REPUBLIKA.CO.ID, WASHINGTON -- Menteri Keuangan Sri Mulyani Indrawati mengatakan tantangan ekonomi global membutuhkan kepemimpinan kuat dan aksi bersama dari negara-negara G20 untuk mengurangi risiko. Menurut dia, kondisi dunia yang menghadapi risiko seperti inflasi tinggi, perlambatan pertumbuhan, ketidakamanan sektor energi dan pangan, perubahan iklim serta konflik geopolitik juga membutuhkan bauran kebijakan yang memadai.
"Tantangan global membutuhkan aksi G20 untuk melindungi masyarakat lemah sekaligus membawa kondisi dunia kembali kuat, seimbang, berkelanjutan dan pertumbuhan inklusif," kata Sri Mulyani saat menyampaikan hasil Pertemuan ke-4 Menteri Keuangan dan Gubernur Bank Sentral (FMCBG) G20 di Washington DC, AS, Kamis (13/10/2022) waktu setempat.
"Tantangan global juga membutuhkan kerja sama dan sinkronisasi bauran kebijakan makro maupun fiskal serta instrumen kebijakan untuk mengatasi masalah bersama dan mendukung pemulihan ekonomi secara efektif," katanya.

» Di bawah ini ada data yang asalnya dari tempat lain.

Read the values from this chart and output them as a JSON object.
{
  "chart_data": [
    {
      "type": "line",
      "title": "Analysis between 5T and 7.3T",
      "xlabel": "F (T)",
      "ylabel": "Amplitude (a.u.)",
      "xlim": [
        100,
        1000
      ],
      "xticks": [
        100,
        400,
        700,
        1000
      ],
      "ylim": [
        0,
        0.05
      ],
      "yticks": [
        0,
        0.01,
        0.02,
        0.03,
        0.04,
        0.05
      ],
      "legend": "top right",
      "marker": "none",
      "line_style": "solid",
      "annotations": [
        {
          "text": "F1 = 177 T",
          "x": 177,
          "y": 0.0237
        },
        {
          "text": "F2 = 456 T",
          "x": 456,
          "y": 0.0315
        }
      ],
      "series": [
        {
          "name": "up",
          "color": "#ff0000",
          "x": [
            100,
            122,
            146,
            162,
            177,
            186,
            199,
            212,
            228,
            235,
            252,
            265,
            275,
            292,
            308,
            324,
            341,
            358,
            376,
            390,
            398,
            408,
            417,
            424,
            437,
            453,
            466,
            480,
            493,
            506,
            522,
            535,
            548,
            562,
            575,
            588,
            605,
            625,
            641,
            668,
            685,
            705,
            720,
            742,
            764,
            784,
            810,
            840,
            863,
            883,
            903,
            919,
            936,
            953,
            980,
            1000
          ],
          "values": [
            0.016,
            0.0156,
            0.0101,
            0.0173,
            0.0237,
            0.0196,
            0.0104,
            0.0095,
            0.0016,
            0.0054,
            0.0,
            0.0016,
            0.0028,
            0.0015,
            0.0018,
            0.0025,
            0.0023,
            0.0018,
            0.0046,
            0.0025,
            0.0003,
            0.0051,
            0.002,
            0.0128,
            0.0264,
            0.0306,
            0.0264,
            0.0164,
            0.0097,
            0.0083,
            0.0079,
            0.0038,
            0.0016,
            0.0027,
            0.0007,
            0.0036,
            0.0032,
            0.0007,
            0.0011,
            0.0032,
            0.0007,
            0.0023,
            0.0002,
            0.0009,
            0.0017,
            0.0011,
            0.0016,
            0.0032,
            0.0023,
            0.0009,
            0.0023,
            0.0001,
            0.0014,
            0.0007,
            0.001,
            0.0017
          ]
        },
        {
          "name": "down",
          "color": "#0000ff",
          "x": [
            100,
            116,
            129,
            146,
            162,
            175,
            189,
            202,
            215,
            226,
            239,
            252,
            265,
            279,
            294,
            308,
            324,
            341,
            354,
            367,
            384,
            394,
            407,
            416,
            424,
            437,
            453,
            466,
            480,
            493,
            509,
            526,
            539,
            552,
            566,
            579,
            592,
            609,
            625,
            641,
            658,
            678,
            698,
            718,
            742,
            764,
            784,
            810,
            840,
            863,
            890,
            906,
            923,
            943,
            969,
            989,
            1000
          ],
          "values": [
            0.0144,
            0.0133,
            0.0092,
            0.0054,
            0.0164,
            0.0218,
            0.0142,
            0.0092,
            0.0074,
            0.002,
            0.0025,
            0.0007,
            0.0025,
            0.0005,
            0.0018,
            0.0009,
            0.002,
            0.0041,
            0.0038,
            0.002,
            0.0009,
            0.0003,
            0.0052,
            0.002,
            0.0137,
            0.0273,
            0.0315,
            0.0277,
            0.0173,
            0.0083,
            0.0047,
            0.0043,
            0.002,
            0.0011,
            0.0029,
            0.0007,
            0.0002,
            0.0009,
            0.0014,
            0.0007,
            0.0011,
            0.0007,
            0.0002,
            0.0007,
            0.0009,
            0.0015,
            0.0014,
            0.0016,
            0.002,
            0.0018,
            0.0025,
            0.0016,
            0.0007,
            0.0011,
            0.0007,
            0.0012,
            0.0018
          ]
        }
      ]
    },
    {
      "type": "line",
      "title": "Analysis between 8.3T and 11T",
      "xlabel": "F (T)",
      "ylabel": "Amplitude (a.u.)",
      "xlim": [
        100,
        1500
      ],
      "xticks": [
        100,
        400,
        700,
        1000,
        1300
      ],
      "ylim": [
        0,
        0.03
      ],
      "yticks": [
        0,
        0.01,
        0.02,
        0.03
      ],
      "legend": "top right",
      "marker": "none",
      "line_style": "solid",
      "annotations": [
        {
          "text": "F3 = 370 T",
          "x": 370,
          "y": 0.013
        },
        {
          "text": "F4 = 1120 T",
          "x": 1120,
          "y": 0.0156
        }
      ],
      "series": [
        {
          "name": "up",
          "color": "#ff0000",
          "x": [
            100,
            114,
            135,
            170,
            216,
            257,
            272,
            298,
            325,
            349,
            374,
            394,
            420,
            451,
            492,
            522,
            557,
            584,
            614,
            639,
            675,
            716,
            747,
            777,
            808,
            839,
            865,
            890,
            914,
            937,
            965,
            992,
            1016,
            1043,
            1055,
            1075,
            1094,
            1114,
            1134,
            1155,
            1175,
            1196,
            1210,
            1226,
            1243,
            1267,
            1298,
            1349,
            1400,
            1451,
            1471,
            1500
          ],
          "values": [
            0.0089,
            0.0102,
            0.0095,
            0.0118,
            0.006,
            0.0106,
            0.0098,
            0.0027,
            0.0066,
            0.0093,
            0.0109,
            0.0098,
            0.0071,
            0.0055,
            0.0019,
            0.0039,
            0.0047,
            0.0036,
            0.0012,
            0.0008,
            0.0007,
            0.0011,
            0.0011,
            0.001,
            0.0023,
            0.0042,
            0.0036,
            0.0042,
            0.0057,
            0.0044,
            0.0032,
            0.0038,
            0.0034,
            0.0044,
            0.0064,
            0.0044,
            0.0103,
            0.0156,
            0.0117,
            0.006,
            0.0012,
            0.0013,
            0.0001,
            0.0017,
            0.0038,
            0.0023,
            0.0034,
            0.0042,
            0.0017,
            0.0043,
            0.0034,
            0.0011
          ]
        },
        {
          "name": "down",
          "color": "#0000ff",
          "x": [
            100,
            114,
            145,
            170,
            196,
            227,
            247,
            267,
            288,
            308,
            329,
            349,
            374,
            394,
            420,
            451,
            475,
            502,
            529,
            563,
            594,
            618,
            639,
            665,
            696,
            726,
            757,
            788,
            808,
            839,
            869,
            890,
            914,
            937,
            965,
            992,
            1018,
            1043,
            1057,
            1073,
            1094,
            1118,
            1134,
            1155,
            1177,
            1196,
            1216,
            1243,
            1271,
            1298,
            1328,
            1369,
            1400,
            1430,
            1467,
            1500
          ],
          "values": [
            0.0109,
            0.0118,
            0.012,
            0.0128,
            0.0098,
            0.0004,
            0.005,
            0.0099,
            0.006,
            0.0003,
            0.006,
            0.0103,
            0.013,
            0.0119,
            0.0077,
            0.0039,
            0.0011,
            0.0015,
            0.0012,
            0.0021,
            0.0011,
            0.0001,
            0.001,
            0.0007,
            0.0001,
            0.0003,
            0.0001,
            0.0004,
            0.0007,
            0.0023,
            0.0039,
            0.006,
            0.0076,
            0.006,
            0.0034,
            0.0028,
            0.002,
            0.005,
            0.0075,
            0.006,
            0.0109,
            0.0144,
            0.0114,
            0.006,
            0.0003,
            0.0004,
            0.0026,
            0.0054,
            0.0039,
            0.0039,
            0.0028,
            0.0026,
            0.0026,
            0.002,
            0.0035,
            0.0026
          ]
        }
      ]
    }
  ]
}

Ia juga memastikan berbagai respons kebijakan yang diluncurkan juga harus dipaparkan secara spesifik, jelas, terkoordinasi dan dikomunikasikan dengan baik agar pesan dapat tersampaikan.
Lebih lanjut, Sri Mulyani mengatakan Presidensi G20 Indonesia mampu menjaga kredibilitas forum meski terdapat berbagai tantangan seiring dengan situasi ekonomi yang memburuk dan berpotensi resesi pada 2023.
"Meski menghadapi tantangan, Presidensi Indonesia mampu mempertahankan keutuhan G20 sebagai forum global untuk merumuskan kebijakan ekonomi dan finansial," katanya.
Pertemuan ke-4 FMCBG ini merupakan yang terakhir pada Presidensi G20 Indonesia pada 2022. Setelah itu, India mendapatkan kepercayaan untuk memegang keketuaan G20 selanjutnya pada 2023.
Sebelumnya, pertemuan pertama FMCBG pada Presidensi G20 Indonesia berlangsung pada Februari 2022 di Jakarta. Pertemuan kedua dilakukan pada April 2022 di Washington DC, AS, dan pertemuan ketiga pada Juli 2022 di Nusa Dua, Bali.